Culture

«La Sapienza»: vers la lumière, par les sommets, et les sourires

Jean-Michel Frodon, mis à jour le 07.11.2016 à 15 h 54

Eugène Green invente une manière de filmer qui cherche à rompre de manière extrême avec les modèles dominants de narration, de monstration, et même de prononciation.

© Bodega Films

© Bodega Films

«Parler français me donne des forces» énonce la jeune fille italienne face à la femme française. Ami lecteur qui attend du cinéma pétarades et cabrioles, n’entre point ici. Le sieur Green, ex-citoyen états-unien exécrant assez son pays d’origine pour s’être voué, en même temps qu’à un accent sur son prénom, à l’usage passionné des langues latines, le français, dialecte du pays où il réside et exerce, et cette fois l'italien, invente surtout une manière de filmer qui cherche à rompre de manière extrême avec les modèles dominants de narration, de monstration, même de prononciation. 

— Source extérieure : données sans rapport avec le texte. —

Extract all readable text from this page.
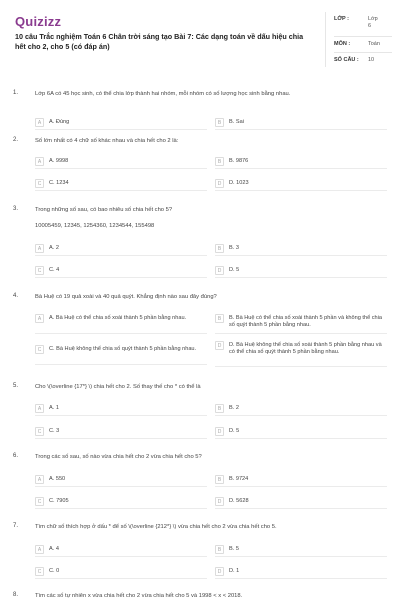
Quizizz
10 câu Trắc nghiệm Toán 6 Chân trời sáng tạo Bài 7: Các dạng toán về dấu hiệu chia hết cho 2, cho 5 (có đáp án)
LỚP :	Lớp 6
MÔN :	Toán
SỐ CÂU : 10
1.	Lớp 6A có 45 học sinh, có thể chia lớp thành hai nhóm, mỗi nhóm có số lượng học sinh bằng nhau.
A	A. Đúng	B	B. Sai
2.	Số lớn nhất có 4 chữ số khác nhau và chia hết cho 2 là:
A	A. 9998	B	B. 9876
C	C. 1234	D	D. 1023
3.	Trong những số sau, có bao nhiêu số chia hết cho 5?
10005459, 12345, 1254360, 1234544, 155498
A	A. 2	B	B. 3
C	C. 4	D	D. 5
4.	Bà Huệ có 19 quả xoài và 40 quả quýt. Khẳng định nào sau đây đúng?
A	A. Bà Huệ có thể chia số xoài thành 5 phần bằng nhau.	B	B. Bà Huệ có thể chia số xoài thành 5 phần và không thể chia số quýt thành 5 phần bằng nhau.
C	C. Bà Huệ không thể chia số quýt thành 5 phần bằng nhau.	D	D. Bà Huệ không thể chia số xoài thành 5 phần bằng nhau và có thể chia số quýt thành 5 phần bằng nhau.
5.	Cho \(\overline {17*} \) chia hết cho 2. Số thay thế cho * có thể là
A	A. 1	B	B. 2
C	C. 3	D	D. 5
6.	Trong các số sau, số nào vừa chia hết cho 2 vừa chia hết cho 5?
A	A. 550	B	B. 9724
C	C. 7905	D	D. 5628
7.	Tìm chữ số thích hợp ở dấu * để số \(\overline {212*} \) vừa chia hết cho 2 vừa chia hết cho 5.
A	A. 4	B	B. 5
C	C. 0	D	D. 1
8.	Tìm các số tự nhiên x vừa chia hết cho 2 vừa chia hết cho 5 và 1998 < x < 2018.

Cela surprend assurément, cela peut déranger, sans aucun doute. Si pourtant un spectateur, pas forcément averti, laisse ses sens et son esprit s’ouvrir à cette proposition, il y trouvera des trésors.

Le premier de ces trésors sera une gamme très étendue de rires et de sourires. Car cela prête en effet à sourire, et Alexandre cet architecte à la nuque raide, partagé entre orgueil de créateur et difficulté d’adaptation aux exigences du temps mercantile, qui s’en va en Italie, avec son épouse Alienor devenue distante, se ressourcer au contact de l’architecture baroque italienne, est un véritable personnage comique. La rencontre du couple avec deux jeunes gens de Stresa, Lavinia la sœur malade d’une langueur d’un autre âge et Goffredo le frère apprenti architecte, puis leurs voyages à deux, les deux hommes partis explorer les œuvres de Boromini et du Bernin à Milan et Rome, les deux femmes parcourant sans quitter les bords du lac Majeur un autre voyage initiatique, chaque adulte laissant finalement apparaître un fantôme, ces pérégrinations intimes autant qu’esthétiques et spatiales composent un cheminement dont les dimensions humoristiques sont omniprésentes, et décisives.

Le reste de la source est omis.